Conscious Connection: Thank you for sharing that. Speaking of other people you attract, you recently married your soul mate, Dennis Schoneveld. So many people out there are struggling to find the right one – what do you see as being beneficial to helping people find their soul mate?
Rachel Brathen: I think that the idea of two halves making a whole when searching for your soul mate is misguided. People are always looking for someone to complete them. They think, “When I finally find the right person, I’m going to be content, I’m going to feel loved, I’m going to feel beautiful, I’m going to be happy.” But if you think of yourself as a half and you’re looking for someone else to make the rest of your life complete, you’re ultimately looking to fix something that’s flawed. With that mindset, you’re not genuinely searching from a place of love, but rather a place of fear – fear of being inadequate or alone.

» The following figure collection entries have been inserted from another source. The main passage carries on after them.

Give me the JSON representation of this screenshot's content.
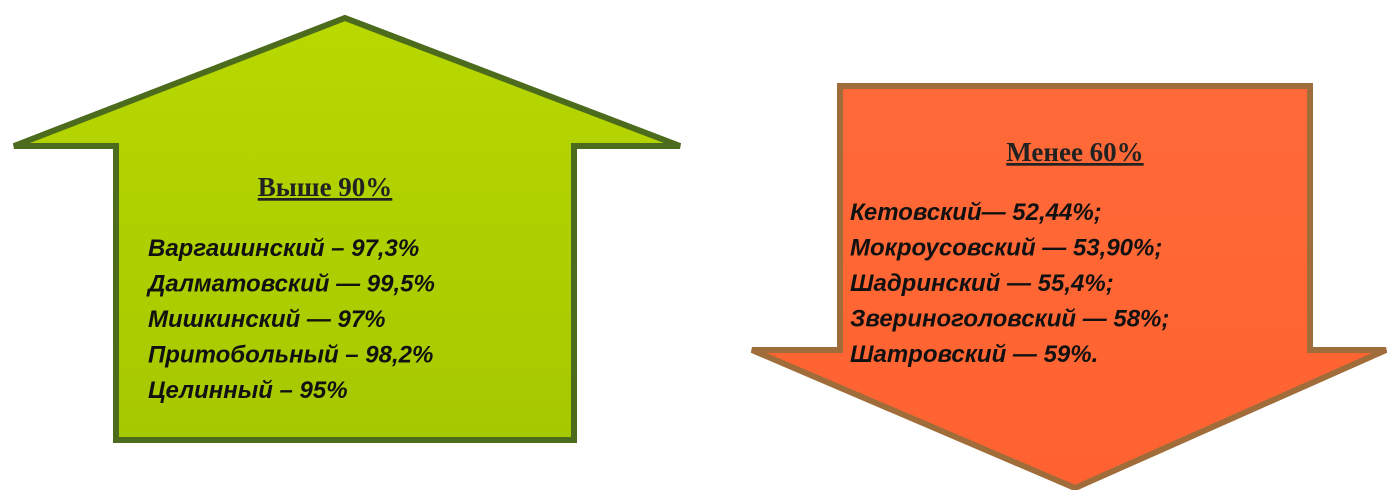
{
  "up": {
    "title": "Выше 90%",
    "items": [
      "Варгашинский – 97,3%",
      "Далматовский — 99,5%",
      "Мишкинский — 97%",
      "Притобольный – 98,2%",
      "Целинный – 95%"
    ]
  },
  "down": {
    "title": "Менее 60%",
    "items": [
      "Кетовский— 52,44%;",
      "Мокроусовский — 53,90%;",
      "Шадринский — 55,4%;",
      "Звериноголовский — 58%;",
      "Шатровский — 59%."
    ]
  }
}
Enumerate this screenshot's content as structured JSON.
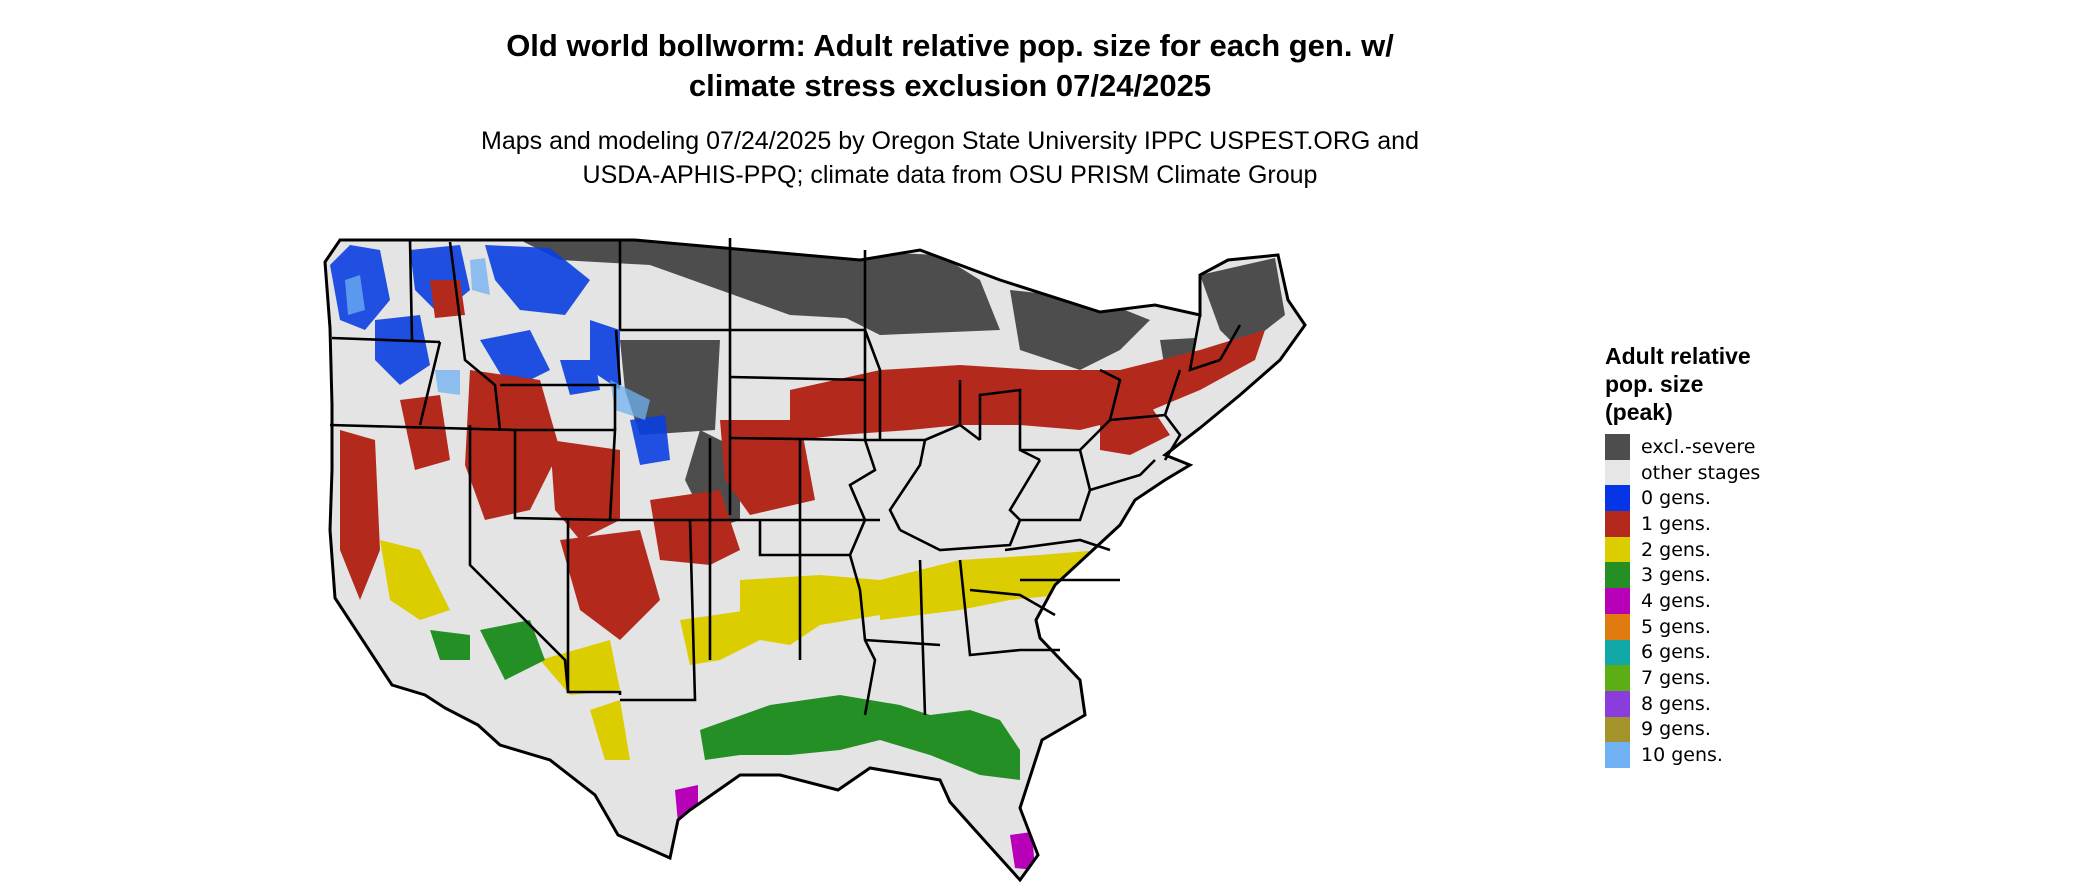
{
  "title_line1": "Old world bollworm: Adult relative pop. size for each gen. w/",
  "title_line2": "climate stress exclusion 07/24/2025",
  "subtitle_line1": "Maps and modeling 07/24/2025 by Oregon State University IPPC USPEST.ORG and",
  "subtitle_line2": "USDA-APHIS-PPQ; climate data from OSU PRISM Climate Group",
  "legend": {
    "title_line1": "Adult relative",
    "title_line2": "pop. size",
    "title_line3": "(peak)",
    "items": [
      {
        "label": "excl.-severe",
        "color": "#4d4d4d"
      },
      {
        "label": "other stages",
        "color": "#e6e6e6"
      },
      {
        "label": "0 gens.",
        "color": "#0535e6"
      },
      {
        "label": "1 gens.",
        "color": "#b32a1c"
      },
      {
        "label": "2 gens.",
        "color": "#dccd00"
      },
      {
        "label": "3 gens.",
        "color": "#248f24"
      },
      {
        "label": "4 gens.",
        "color": "#b800b8"
      },
      {
        "label": "5 gens.",
        "color": "#e07b10"
      },
      {
        "label": "6 gens.",
        "color": "#13a8a8"
      },
      {
        "label": "7 gens.",
        "color": "#5cae15"
      },
      {
        "label": "8 gens.",
        "color": "#8a3ddb"
      },
      {
        "label": "9 gens.",
        "color": "#a4922b"
      },
      {
        "label": "10 gens.",
        "color": "#6fb1f2"
      }
    ]
  }
}
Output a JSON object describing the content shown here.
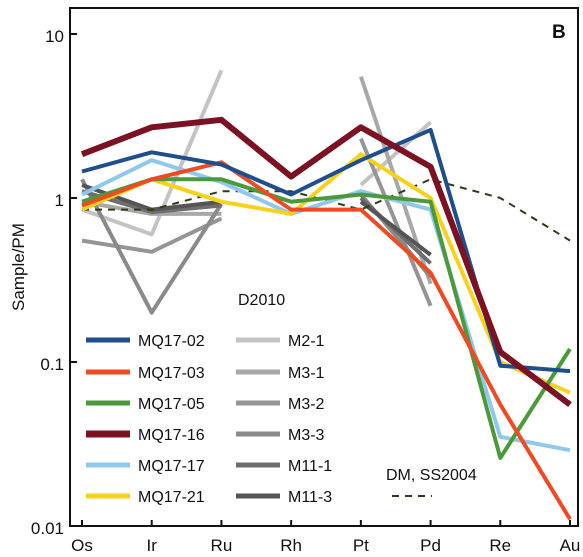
{
  "chart_data": {
    "type": "line",
    "panel_label": "B",
    "title": "",
    "xlabel": "",
    "ylabel": "Sample/PM",
    "y_scale": "log",
    "ylim": [
      0.01,
      10
    ],
    "yticks": [
      {
        "value": 10,
        "label": "10"
      },
      {
        "value": 1,
        "label": "1"
      },
      {
        "value": 0.1,
        "label": "0.1"
      },
      {
        "value": 0.01,
        "label": "0.01"
      }
    ],
    "categories": [
      "Os",
      "Ir",
      "Ru",
      "Rh",
      "Pt",
      "Pd",
      "Re",
      "Au"
    ],
    "grid": false,
    "annotation": "D2010",
    "series": [
      {
        "name": "MQ17-02",
        "color": "#1f4e8c",
        "width": 4,
        "values": [
          1.45,
          1.9,
          1.6,
          1.05,
          1.7,
          2.6,
          0.095,
          0.088
        ]
      },
      {
        "name": "MQ17-03",
        "color": "#ee4a23",
        "width": 4,
        "values": [
          0.9,
          1.3,
          1.65,
          0.85,
          0.85,
          0.35,
          0.055,
          0.011
        ]
      },
      {
        "name": "MQ17-05",
        "color": "#4a9a3c",
        "width": 4,
        "values": [
          0.95,
          1.3,
          1.3,
          0.95,
          1.05,
          0.95,
          0.026,
          0.12
        ]
      },
      {
        "name": "MQ17-16",
        "color": "#7b1123",
        "width": 6,
        "values": [
          1.85,
          2.7,
          3.0,
          1.35,
          2.7,
          1.55,
          0.115,
          0.055
        ]
      },
      {
        "name": "MQ17-17",
        "color": "#8fc8ec",
        "width": 4,
        "values": [
          1.05,
          1.7,
          1.25,
          0.8,
          1.1,
          0.85,
          0.035,
          0.029
        ]
      },
      {
        "name": "MQ17-21",
        "color": "#f7d21c",
        "width": 4,
        "values": [
          0.85,
          1.3,
          0.95,
          0.8,
          1.85,
          1.0,
          0.1,
          0.065
        ]
      },
      {
        "name": "M2-1",
        "color": "#c3c3c3",
        "width": 4,
        "values": [
          0.85,
          0.6,
          6.0,
          null,
          1.2,
          2.9,
          null,
          null
        ]
      },
      {
        "name": "M3-1",
        "color": "#a8a8a8",
        "width": 4,
        "values": [
          0.95,
          0.8,
          0.8,
          null,
          5.5,
          0.3,
          null,
          null
        ]
      },
      {
        "name": "M3-2",
        "color": "#959595",
        "width": 4,
        "values": [
          0.55,
          0.47,
          0.75,
          null,
          2.3,
          0.22,
          null,
          null
        ]
      },
      {
        "name": "M3-3",
        "color": "#8a8a8a",
        "width": 4,
        "values": [
          1.3,
          0.2,
          0.92,
          null,
          1.05,
          0.33,
          null,
          null
        ]
      },
      {
        "name": "M11-1",
        "color": "#6e6e6e",
        "width": 4,
        "values": [
          1.1,
          0.82,
          0.9,
          null,
          1.0,
          0.4,
          null,
          null
        ]
      },
      {
        "name": "M11-3",
        "color": "#555555",
        "width": 4,
        "values": [
          1.2,
          0.85,
          0.95,
          null,
          0.95,
          0.45,
          null,
          null
        ]
      },
      {
        "name": "DM, SS2004",
        "color": "#2e3a18",
        "width": 2,
        "dashed": true,
        "values": [
          0.85,
          0.85,
          1.1,
          1.1,
          0.85,
          1.3,
          1.0,
          0.55
        ]
      }
    ]
  }
}
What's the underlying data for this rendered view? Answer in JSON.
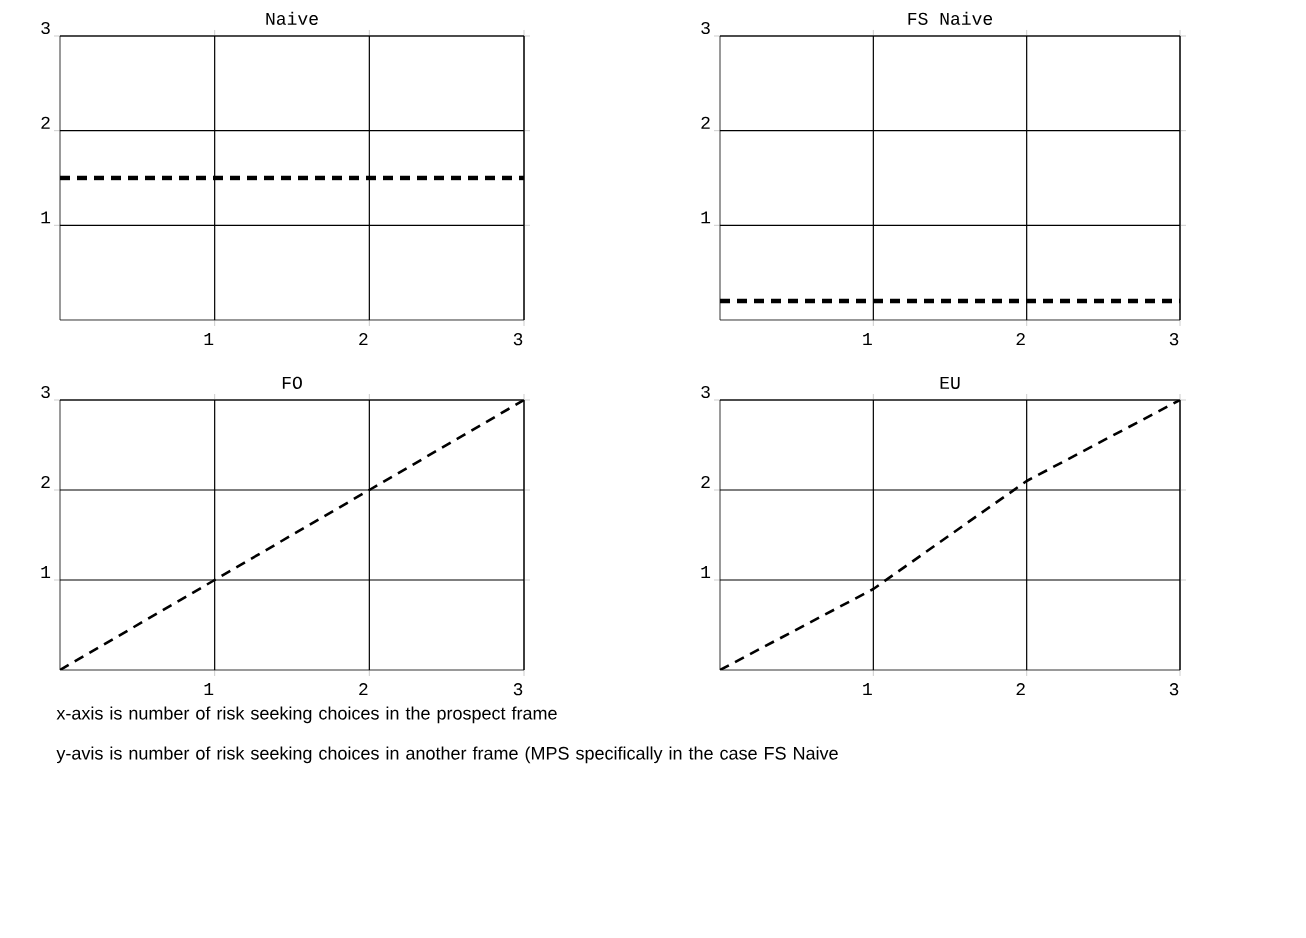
{
  "chart_data": [
    {
      "type": "line",
      "title": "Naive",
      "xlim": [
        0,
        3
      ],
      "ylim": [
        0,
        3
      ],
      "xticks": [
        1,
        2,
        3
      ],
      "yticks": [
        1,
        2,
        3
      ],
      "grid": true,
      "line_style": "dashed",
      "series": [
        {
          "color": "#000000",
          "x": [
            0,
            3
          ],
          "values": [
            1.5,
            1.5
          ]
        }
      ]
    },
    {
      "type": "line",
      "title": "FS Naive",
      "xlim": [
        0,
        3
      ],
      "ylim": [
        0,
        3
      ],
      "xticks": [
        1,
        2,
        3
      ],
      "yticks": [
        1,
        2,
        3
      ],
      "grid": true,
      "line_style": "dashed",
      "series": [
        {
          "color": "#000000",
          "x": [
            0,
            3
          ],
          "values": [
            0.2,
            0.2
          ]
        }
      ]
    },
    {
      "type": "line",
      "title": "FO",
      "xlim": [
        0,
        3
      ],
      "ylim": [
        0,
        3
      ],
      "xticks": [
        1,
        2,
        3
      ],
      "yticks": [
        1,
        2,
        3
      ],
      "grid": true,
      "line_style": "dashed",
      "series": [
        {
          "color": "#000000",
          "x": [
            0,
            1,
            2,
            3
          ],
          "values": [
            0,
            1,
            2,
            3
          ]
        }
      ]
    },
    {
      "type": "line",
      "title": "EU",
      "xlim": [
        0,
        3
      ],
      "ylim": [
        0,
        3
      ],
      "xticks": [
        1,
        2,
        3
      ],
      "yticks": [
        1,
        2,
        3
      ],
      "grid": true,
      "line_style": "dashed",
      "series": [
        {
          "color": "#000000",
          "x": [
            0,
            1,
            2,
            3
          ],
          "values": [
            0,
            0.9,
            2.1,
            3
          ]
        }
      ],
      "annotations": [
        "x-axis is number of risk seeking choices in the prospect frame",
        "y-avis is number of risk seeking choices in another frame (MPS specifically in the case FS Naive"
      ]
    }
  ]
}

So I feel that before you can find a soul mate, you truly need to find yourself first. For anyone out there who is saying, “I can’t find a boyfriend, I want a husband,” I say, “How about going to find you, and see where that takes you?” I know it sounds cliché to say, “Find yourself, find a partner,” but I truly believe that we’re not presented with the partner we’re supposed to have until we’ve found compassion for ourselves.
Conscious Connection: You’ve traveled to many exotic destinations with your practice. What has been your favorite?
Rachel Brathen: I really enjoyed Greece. Greece is wonderful, but I was there for my honeymoon, so probably anywhere we were would have been wonderful!
Honestly, when I travel, I find that the pleasure stems more from the people I meet rather than the place I go. I’ve had some really amazing experiences in New Jersey and in small towns in Connecticut, two places that are generally not referred to as exotic. It’s more about your state of mind than anything else. When you take an open mind with you, you can have exotic experiences wherever you go.